Notice that the number of iterations required such that the difference between MSE of successive iterations is less than 1e-5 is 338 only.

As an in class exercise, we will compare the error function between the rg.fit method (linear regression section) and the gradient descent.

In [0]:
m_reg ## from Linear Regression in code cell above
b_reg ## from Linear Regression in code cell above

m_gd ## from gradient descient results in code cell above
b_gd ## from gradient descient results in code cell above

y_actual = np.array(df.Spendings)

y_pred_reg = m_reg * x + b_reg;

y_pred_gd = m_gd * x_new + b_gd;

n=len(y_actual)

J_reg = (1/n)*sum(abs(y_actual - y_pred_reg[:,0]));
J_gd = (1/n)*sum(abs(y_actual - y_pred_gd[:,0]));

dif = J_reg - J_gd;

print('J_reg = {}, \n\nJ_gd = {}, \n\nDifference = {}'.format(J_reg, J_gd, dif))
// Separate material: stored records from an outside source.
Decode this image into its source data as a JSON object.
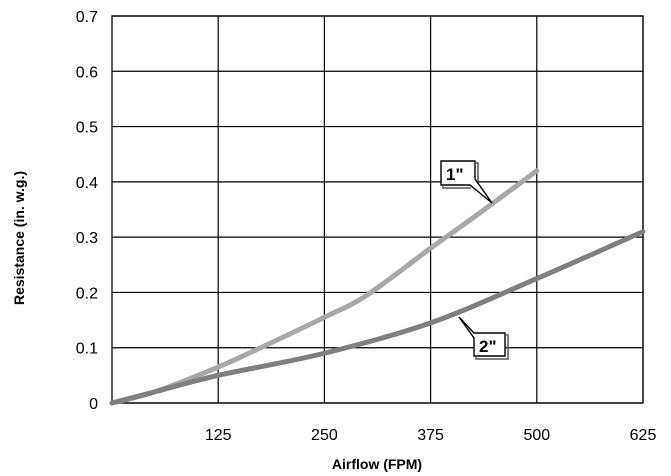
{
  "chart_data": {
    "type": "line",
    "xlabel": "Airflow (FPM)",
    "ylabel": "Resistance (in. w.g.)",
    "xlim": [
      0,
      625
    ],
    "ylim": [
      0,
      0.7
    ],
    "x_ticks": [
      125,
      250,
      375,
      500,
      625
    ],
    "x_tick_labels": [
      "125",
      "250",
      "375",
      "500",
      "625"
    ],
    "y_ticks": [
      0,
      0.1,
      0.2,
      0.3,
      0.4,
      0.5,
      0.6,
      0.7
    ],
    "y_tick_labels": [
      "0",
      "0.1",
      "0.2",
      "0.3",
      "0.4",
      "0.5",
      "0.6",
      "0.7"
    ],
    "grid": true,
    "legend": "none",
    "series": [
      {
        "name": "1\"",
        "color": "#a8a8a8",
        "x": [
          0,
          50,
          125,
          175,
          250,
          300,
          375,
          425,
          500
        ],
        "y": [
          0,
          0.02,
          0.065,
          0.1,
          0.155,
          0.195,
          0.28,
          0.335,
          0.42
        ]
      },
      {
        "name": "2\"",
        "color": "#7f7f7f",
        "x": [
          0,
          50,
          125,
          250,
          375,
          500,
          625
        ],
        "y": [
          0,
          0.02,
          0.05,
          0.09,
          0.145,
          0.225,
          0.31
        ]
      }
    ],
    "annotations": [
      {
        "label": "1\"",
        "series": 0
      },
      {
        "label": "2\"",
        "series": 1
      }
    ]
  }
}
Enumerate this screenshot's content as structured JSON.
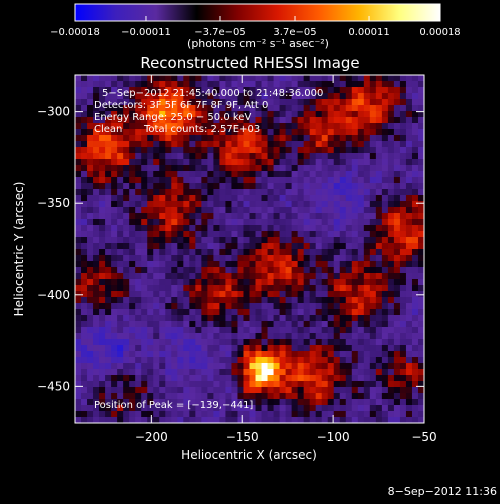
{
  "chart_data": {
    "type": "heatmap",
    "title": "Reconstructed RHESSI Image",
    "xlabel": "Heliocentric X (arcsec)",
    "ylabel": "Heliocentric Y (arcsec)",
    "xlim": [
      -242,
      -50
    ],
    "ylim": [
      -470,
      -280
    ],
    "xticks": [
      -200,
      -150,
      -100,
      -50
    ],
    "yticks": [
      -300,
      -350,
      -400,
      -450
    ],
    "xtick_labels": [
      "−200",
      "−150",
      "−100",
      "−50"
    ],
    "ytick_labels": [
      "−300",
      "−350",
      "−400",
      "−450"
    ],
    "colorbar": {
      "range": [
        -0.00018,
        0.00018
      ],
      "ticks": [
        -0.00018,
        -0.00011,
        -3.7e-05,
        3.7e-05,
        0.00011,
        0.00018
      ],
      "tick_labels": [
        "−0.00018",
        "−0.00011",
        "−3.7e−05",
        "3.7e−05",
        "0.00011",
        "0.00018"
      ],
      "units": "(photons cm⁻² s⁻¹ asec⁻²)",
      "colors": [
        "#0000ff",
        "#3c1fbd",
        "#5a2aa0",
        "#000000",
        "#800000",
        "#d81800",
        "#ff5a00",
        "#ffb400",
        "#ffff80",
        "#ffffff"
      ]
    },
    "annotations": {
      "time_range": "5−Sep−2012 21:45:40.000 to 21:48:36.000",
      "detectors": "Detectors: 3F 5F 6F 7F 8F 9F, Att 0",
      "energy": "Energy Range: 25.0 − 50.0 keV",
      "method": "Clean",
      "counts": "Total counts: 2.57E+03",
      "peak": "Position of Peak = [−139,−441]"
    },
    "peak_position": [
      -139,
      -441
    ],
    "hot_regions": [
      {
        "x": -190,
        "y": -300,
        "level": 0.75
      },
      {
        "x": -225,
        "y": -320,
        "level": 0.6
      },
      {
        "x": -150,
        "y": -320,
        "level": 0.55
      },
      {
        "x": -105,
        "y": -310,
        "level": 0.45
      },
      {
        "x": -80,
        "y": -295,
        "level": 0.5
      },
      {
        "x": -190,
        "y": -355,
        "level": 0.5
      },
      {
        "x": -60,
        "y": -365,
        "level": 0.55
      },
      {
        "x": -130,
        "y": -385,
        "level": 0.5
      },
      {
        "x": -165,
        "y": -400,
        "level": 0.45
      },
      {
        "x": -85,
        "y": -400,
        "level": 0.5
      },
      {
        "x": -230,
        "y": -395,
        "level": 0.4
      },
      {
        "x": -139,
        "y": -441,
        "level": 1.0
      },
      {
        "x": -110,
        "y": -445,
        "level": 0.55
      },
      {
        "x": -60,
        "y": -440,
        "level": 0.45
      },
      {
        "x": -215,
        "y": -455,
        "level": 0.3
      }
    ],
    "cold_regions": [
      {
        "x": -225,
        "y": -430,
        "level": 0.6
      },
      {
        "x": -95,
        "y": -345,
        "level": 0.4
      },
      {
        "x": -60,
        "y": -425,
        "level": 0.5
      },
      {
        "x": -175,
        "y": -430,
        "level": 0.35
      }
    ],
    "footer_date": "8−Sep−2012 11:36"
  }
}
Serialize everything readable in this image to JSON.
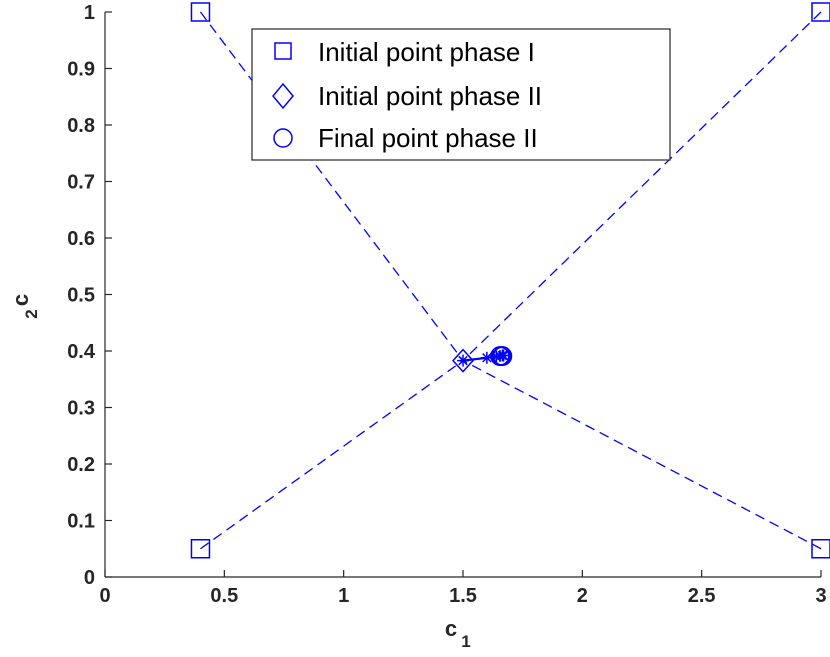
{
  "chart_data": {
    "type": "line",
    "xlabel": {
      "main": "c",
      "sub": "1"
    },
    "ylabel": {
      "main": "c",
      "sub": "2"
    },
    "xlim": [
      0,
      3
    ],
    "ylim": [
      0,
      1
    ],
    "xticks": [
      0,
      0.5,
      1,
      1.5,
      2,
      2.5,
      3
    ],
    "xtick_labels": [
      "0",
      "0.5",
      "1",
      "1.5",
      "2",
      "2.5",
      "3"
    ],
    "yticks": [
      0,
      0.1,
      0.2,
      0.3,
      0.4,
      0.5,
      0.6,
      0.7,
      0.8,
      0.9,
      1
    ],
    "ytick_labels": [
      "0",
      "0.1",
      "0.2",
      "0.3",
      "0.4",
      "0.5",
      "0.6",
      "0.7",
      "0.8",
      "0.9",
      "1"
    ],
    "grid": false,
    "legend_position": "top-center",
    "color": "#0000ff",
    "series": [
      {
        "name": "Initial point phase I",
        "marker": "square",
        "points": [
          [
            0.4,
            1.0
          ],
          [
            3.0,
            1.0
          ],
          [
            0.4,
            0.05
          ],
          [
            3.0,
            0.05
          ]
        ]
      },
      {
        "name": "Initial point phase II",
        "marker": "diamond",
        "points": [
          [
            1.5,
            0.383
          ]
        ]
      },
      {
        "name": "Final point phase II",
        "marker": "circle",
        "points": [
          [
            1.655,
            0.391
          ],
          [
            1.66,
            0.391
          ],
          [
            1.665,
            0.391
          ]
        ]
      }
    ],
    "dashed_lines": [
      {
        "from": [
          0.4,
          1.0
        ],
        "to": [
          1.5,
          0.383
        ]
      },
      {
        "from": [
          3.0,
          1.0
        ],
        "to": [
          1.5,
          0.383
        ]
      },
      {
        "from": [
          0.4,
          0.05
        ],
        "to": [
          1.5,
          0.383
        ]
      },
      {
        "from": [
          3.0,
          0.05
        ],
        "to": [
          1.5,
          0.383
        ]
      }
    ],
    "path": {
      "marker": "asterisk",
      "points": [
        [
          1.5,
          0.383
        ],
        [
          1.6,
          0.388
        ],
        [
          1.64,
          0.39
        ],
        [
          1.655,
          0.391
        ],
        [
          1.665,
          0.392
        ],
        [
          1.67,
          0.392
        ]
      ]
    }
  }
}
As can be seen the coefficients are not the same. However the difference between MSE of both methods is very small. Let us try to plot the reg.fit line and gradient descent line on the same plot.

In [0]:
import matplotlib.pyplot as plt
plt.scatter(df[['Annual Income']],df[['Spendings']],color='r', marker='+')
plt.xlabel('Annual Income',fontsize=20)
plt.ylabel('Spendings',fontsize=20)
plt.plot(df[['Annual Income']],y_pred_reg,color='b',label='reg.fit') ## best fit line using reg.predict
plt.plot(df[['Annual Income']],y_pred_gd,color='g',linestyle='--',linewidth=3,label='Gradient Descent') ## best fit line using gradient descent
plt.legend()

As can be seen, the reg.fit and the gradient descent lines are exactly the same.  

**Exercise 1.3 (optional):**

Modify the gradient descent to be used for multiple linear regression with three independent variables. Then use it to estimate the spendings given the annual income, number of persons working in the family, and number of kids discussed in the multiple linear regression section.